Transferfenster noch geöffnet: Türkei, MLS & ablösefreie Spieler

Transferfenster noch geöffnet: Türkei, MLS & ablösefreie Spieler

Glauben Sie, das Transferfenster ist komplett geschlossen? Denken Sie nochmal nach. Nur weil die Premier League und die großen europäischen Ligen ihre Türen geschlossen haben, heißt das nicht, dass keine Transfers mehr stattfinden können. Vereine können weiterhin Spieler verkaufen, wenn das Transferfenster des kaufenden Teams noch geöffnet ist.

Türkische Klubs haben bis zum 6. Februar Zeit für Geschäfte, was die Situation für europäische Teams durcheinanderbringen könnte. Das ist nichts Neues. Letzten Sommer gab Manchester City Ederson an Fenerbahce ab und Manchester United schickte Andre Onana zu Trabzonspor, nachdem die englische Frist bereits abgelaufen war.

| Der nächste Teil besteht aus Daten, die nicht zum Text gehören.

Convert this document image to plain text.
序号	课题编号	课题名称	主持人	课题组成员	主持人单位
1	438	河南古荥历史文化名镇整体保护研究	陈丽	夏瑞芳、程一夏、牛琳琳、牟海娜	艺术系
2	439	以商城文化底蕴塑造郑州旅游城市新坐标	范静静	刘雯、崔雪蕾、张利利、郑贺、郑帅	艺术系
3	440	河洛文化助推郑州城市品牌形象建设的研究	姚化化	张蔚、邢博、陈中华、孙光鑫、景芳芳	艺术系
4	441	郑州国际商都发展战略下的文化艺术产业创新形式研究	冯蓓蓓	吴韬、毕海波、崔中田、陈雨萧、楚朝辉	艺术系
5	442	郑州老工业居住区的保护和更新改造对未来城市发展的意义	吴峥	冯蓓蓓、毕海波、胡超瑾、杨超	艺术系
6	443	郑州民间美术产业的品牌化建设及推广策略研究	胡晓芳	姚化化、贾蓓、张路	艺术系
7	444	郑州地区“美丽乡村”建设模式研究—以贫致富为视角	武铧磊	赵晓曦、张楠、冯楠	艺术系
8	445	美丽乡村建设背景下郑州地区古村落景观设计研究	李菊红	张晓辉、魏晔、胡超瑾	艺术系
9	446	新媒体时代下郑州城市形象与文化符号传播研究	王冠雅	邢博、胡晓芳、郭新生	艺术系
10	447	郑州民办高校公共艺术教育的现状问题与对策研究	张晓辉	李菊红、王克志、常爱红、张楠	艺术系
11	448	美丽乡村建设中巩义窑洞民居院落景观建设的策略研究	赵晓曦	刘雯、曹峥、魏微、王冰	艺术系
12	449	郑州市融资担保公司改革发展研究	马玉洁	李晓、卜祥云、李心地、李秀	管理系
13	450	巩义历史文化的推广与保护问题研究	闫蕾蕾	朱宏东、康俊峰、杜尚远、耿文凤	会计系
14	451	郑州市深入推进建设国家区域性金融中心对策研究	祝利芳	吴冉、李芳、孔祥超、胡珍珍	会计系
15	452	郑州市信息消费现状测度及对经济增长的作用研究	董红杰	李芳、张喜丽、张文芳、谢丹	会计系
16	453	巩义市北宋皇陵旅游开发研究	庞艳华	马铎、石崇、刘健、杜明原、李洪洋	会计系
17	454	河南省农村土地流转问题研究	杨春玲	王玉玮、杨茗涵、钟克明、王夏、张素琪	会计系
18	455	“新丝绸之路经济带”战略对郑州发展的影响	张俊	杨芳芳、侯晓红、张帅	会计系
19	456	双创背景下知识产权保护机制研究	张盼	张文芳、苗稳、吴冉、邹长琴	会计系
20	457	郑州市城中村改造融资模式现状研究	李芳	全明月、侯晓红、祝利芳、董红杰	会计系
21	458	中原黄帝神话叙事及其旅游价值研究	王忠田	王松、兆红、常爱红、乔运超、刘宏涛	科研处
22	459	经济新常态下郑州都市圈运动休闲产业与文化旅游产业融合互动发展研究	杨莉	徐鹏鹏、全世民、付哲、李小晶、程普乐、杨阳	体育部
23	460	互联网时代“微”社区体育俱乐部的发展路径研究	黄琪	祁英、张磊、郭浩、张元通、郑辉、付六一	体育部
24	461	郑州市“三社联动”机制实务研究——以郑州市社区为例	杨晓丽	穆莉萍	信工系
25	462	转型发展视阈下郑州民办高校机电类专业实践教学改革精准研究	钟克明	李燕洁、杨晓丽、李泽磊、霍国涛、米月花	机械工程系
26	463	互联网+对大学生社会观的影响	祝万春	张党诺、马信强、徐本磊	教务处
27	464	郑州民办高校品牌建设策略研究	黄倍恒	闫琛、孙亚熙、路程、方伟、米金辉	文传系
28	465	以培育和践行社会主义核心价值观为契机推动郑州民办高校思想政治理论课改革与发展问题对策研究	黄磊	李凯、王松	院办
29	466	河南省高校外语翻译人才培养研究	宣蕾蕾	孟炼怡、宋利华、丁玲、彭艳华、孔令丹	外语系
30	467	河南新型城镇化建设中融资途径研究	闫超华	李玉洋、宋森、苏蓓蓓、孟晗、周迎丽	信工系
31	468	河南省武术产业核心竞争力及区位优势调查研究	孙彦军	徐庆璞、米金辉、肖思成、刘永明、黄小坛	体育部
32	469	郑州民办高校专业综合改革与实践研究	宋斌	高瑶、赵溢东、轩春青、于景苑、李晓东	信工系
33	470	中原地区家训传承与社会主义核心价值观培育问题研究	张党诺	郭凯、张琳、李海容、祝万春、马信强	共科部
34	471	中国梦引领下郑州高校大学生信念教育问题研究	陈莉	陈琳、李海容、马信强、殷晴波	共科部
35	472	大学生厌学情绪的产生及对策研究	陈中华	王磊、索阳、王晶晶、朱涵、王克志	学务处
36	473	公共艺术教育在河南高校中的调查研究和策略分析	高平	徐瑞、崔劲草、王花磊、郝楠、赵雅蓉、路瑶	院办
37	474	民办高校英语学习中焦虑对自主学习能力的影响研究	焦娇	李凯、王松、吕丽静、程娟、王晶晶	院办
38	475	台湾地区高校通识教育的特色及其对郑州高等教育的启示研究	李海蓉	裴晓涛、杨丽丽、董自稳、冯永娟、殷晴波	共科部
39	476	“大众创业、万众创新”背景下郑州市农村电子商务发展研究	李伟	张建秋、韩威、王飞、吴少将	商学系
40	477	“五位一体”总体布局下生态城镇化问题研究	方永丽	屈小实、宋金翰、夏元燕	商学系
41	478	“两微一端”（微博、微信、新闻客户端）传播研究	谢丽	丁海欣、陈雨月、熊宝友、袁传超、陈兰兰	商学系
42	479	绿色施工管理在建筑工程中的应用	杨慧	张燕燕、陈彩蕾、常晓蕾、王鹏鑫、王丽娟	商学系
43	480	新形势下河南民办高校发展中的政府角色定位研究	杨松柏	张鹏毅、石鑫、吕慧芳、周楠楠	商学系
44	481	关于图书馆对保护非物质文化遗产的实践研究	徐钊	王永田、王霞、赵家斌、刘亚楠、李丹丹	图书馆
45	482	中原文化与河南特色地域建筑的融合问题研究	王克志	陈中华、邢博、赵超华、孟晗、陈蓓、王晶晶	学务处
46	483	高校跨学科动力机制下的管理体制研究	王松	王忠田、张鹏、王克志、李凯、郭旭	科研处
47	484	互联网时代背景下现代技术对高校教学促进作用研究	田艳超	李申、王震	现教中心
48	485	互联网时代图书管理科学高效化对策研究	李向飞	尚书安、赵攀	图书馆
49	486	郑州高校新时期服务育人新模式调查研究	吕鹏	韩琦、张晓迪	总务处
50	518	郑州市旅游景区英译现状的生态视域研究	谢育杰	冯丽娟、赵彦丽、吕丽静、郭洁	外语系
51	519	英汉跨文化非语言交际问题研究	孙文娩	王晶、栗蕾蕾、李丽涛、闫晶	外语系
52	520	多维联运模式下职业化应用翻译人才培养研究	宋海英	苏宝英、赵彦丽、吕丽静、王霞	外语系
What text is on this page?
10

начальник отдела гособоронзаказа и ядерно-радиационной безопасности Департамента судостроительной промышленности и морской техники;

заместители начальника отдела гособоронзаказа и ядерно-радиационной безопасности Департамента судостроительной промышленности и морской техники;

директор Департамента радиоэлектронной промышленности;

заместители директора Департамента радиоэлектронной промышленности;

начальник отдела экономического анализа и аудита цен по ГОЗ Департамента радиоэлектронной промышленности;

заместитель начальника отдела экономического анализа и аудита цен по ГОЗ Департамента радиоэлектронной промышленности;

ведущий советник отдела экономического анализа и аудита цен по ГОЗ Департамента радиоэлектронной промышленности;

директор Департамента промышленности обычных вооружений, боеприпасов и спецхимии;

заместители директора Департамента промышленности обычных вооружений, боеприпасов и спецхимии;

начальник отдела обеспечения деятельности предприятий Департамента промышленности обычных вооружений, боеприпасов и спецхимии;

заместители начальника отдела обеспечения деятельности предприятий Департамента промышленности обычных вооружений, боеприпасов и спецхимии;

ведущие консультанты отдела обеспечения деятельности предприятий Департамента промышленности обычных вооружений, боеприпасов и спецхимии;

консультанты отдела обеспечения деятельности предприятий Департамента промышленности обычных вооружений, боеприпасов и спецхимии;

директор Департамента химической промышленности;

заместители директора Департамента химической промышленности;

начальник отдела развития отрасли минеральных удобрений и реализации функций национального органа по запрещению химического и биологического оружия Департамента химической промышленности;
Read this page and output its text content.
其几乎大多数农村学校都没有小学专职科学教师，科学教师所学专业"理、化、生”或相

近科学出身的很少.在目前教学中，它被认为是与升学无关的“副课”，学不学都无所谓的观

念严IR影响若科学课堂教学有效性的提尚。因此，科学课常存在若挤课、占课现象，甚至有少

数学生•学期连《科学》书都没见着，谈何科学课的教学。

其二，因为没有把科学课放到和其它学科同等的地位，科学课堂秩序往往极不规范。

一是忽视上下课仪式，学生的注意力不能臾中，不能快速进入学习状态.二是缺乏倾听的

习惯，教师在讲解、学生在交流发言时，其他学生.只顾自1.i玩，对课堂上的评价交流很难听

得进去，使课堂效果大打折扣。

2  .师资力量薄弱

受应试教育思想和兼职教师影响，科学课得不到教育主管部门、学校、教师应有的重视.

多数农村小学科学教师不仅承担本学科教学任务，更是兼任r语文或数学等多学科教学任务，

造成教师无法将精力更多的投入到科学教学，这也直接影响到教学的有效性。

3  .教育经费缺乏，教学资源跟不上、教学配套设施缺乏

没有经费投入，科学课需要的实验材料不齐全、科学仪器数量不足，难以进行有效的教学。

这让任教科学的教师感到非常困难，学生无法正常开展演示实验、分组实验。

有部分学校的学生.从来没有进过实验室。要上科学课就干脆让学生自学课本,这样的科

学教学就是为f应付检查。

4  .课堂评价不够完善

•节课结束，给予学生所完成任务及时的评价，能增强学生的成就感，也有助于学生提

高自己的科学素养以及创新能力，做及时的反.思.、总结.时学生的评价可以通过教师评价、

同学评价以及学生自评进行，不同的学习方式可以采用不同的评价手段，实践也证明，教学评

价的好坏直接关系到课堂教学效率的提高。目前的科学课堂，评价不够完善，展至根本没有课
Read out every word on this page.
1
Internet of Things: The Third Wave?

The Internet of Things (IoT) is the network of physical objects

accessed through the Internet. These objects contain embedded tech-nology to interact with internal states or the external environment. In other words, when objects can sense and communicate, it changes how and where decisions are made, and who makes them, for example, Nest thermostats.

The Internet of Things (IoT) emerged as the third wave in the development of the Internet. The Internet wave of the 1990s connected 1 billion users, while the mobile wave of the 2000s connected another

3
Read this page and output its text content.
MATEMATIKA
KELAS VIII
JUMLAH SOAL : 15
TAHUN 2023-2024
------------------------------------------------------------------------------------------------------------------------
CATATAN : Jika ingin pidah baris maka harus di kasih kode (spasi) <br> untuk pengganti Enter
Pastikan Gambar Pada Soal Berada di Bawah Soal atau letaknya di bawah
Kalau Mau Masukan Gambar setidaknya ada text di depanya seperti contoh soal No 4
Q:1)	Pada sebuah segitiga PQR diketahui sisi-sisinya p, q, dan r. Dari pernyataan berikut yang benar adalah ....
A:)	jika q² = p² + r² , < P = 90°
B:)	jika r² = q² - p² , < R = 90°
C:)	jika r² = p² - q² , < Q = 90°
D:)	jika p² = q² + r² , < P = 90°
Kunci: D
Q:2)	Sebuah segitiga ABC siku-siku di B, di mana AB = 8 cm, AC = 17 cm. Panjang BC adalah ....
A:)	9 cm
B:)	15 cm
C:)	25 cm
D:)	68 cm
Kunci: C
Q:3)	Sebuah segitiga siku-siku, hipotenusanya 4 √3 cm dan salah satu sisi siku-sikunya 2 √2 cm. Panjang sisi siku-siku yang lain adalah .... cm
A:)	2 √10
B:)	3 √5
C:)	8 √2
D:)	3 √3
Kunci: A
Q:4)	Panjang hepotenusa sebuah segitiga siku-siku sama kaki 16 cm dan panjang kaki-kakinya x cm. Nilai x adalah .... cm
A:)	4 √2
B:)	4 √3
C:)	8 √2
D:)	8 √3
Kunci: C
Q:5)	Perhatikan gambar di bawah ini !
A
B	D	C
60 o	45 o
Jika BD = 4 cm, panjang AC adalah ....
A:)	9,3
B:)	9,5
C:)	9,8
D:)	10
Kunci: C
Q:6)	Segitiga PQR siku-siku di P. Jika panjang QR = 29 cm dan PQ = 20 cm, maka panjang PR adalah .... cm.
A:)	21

Klubs der Major League Soccer sind derzeit besonders aktiv. Ihr Transferfenster öffnete am 26. Januar und schließt erst am 26. März. Das ist über einen Monat nachdem die MLS-Saison am 21. Februar beginnt. Toronto FC ist derzeit hinter Josh Sargent von Norwich City her, und sie haben noch reichlich Zeit, den Deal zu besiegeln.

In Südamerika können brasilianische Klubs bis zum 3. März Spieler verpflichten, während argentinische Teams bis zum 10. März Zeit haben. Mexikanische Klubs haben bis zum 9. Februar, und australische Vereine können bis zum 10. Februar agieren. Wenn Sie potenzielle Kaderveränderungen verfolgen, die Form und Wettquoten beeinflussen könnten, behalten Sie diese Daten im Auge.

Die größten Transfers im Januar

Marc Guehis Zukunft dominierte die Schlagzeilen im Januar. Arsenal, Barcelona, Bayern München und Liverpool wollten alle den Verteidiger von Crystal Palace. Manchester City gewann das Rennen mit einem Paket über 20 Millionen Pfund plus Bonuszahlungen und einer Weiterverkaufsklausel.

City schnappte sich auch Antoine Semenyo von Bournemouth für 62,5 Millionen Pfund, was ihn zum teuersten Deal im Januar machte. Lucas Paquetas Wechsel für 35,8 Millionen Pfund von West Ham zu Flamengo überraschte viele, während Tottenham Conor Gallagher für 34,7 Millionen Pfund von Atletico Madrid zurück nach England holte.

Crystal Palace brach seinen Transferrekord zweimal im selben Fenster. Zuerst verpflichteten sie Brennan Johnson von Spurs für rund 35 Millionen Pfund. Dann pulverisierten sie diesen Rekord, indem sie Jorgen Strand Larsen für 43 Millionen Pfund plus 5 Millionen Pfund an Zusatzzahlungen an Land zogen.

Top-Spieler noch ablösefrei verfügbar

Ablösefreie Spieler können zu jeder Zeit während der Saison einen Verein wechseln. Der Haken? Sie können nur registriert werden, wenn Platz in der 25-Mann-Kaderliste vorhanden ist. Premier-League-Kader dürfen außerdem nicht mehr als 17 nicht im Heimatland ausgebildete Spieler haben.

Raheem Sterling ist der größte Name auf dem Markt für ablösefreie Spieler. Chelsea entließ den 31-Jährigen am 28. Januar in gegenseitigem Einvernehmen, nachdem er seit Mai 2024 nicht mehr im Wettbewerb für sie gespielt hatte. Sterling gilt als im Heimatland ausgebildet, was ihn für Premier-League-Klubs attraktiv macht.

Weitere bemerkenswerte ablösefreie Spieler sind Kurt Zouma, Ryan Kent, James Rodriguez, Alex Oxlade-Chamberlain und Dele Alli. Rodriguez, der kolumbianische Spielmacher, verließ den mexikanischen Verein Club Leon und könnte immer noch auf einem guten Niveau beitragen. Zouma, ehemaliger Kapitän von West Ham, spielte zuletzt in Rumänien bei CFR Cluj.

Für Klubs, die gegen den Abstieg kämpfen oder um europäische Plätze kämpfen, bieten diese ablösefreien Spieler Kadertiefe ohne Ablösesummen. Die National League funktioniert ebenfalls anders, wobei Vereine bis zum 26. März Spieler verpflichten können, was oft zum Ziel für Premier-League-Nachwuchsspieler wird, die Spielzeit suchen.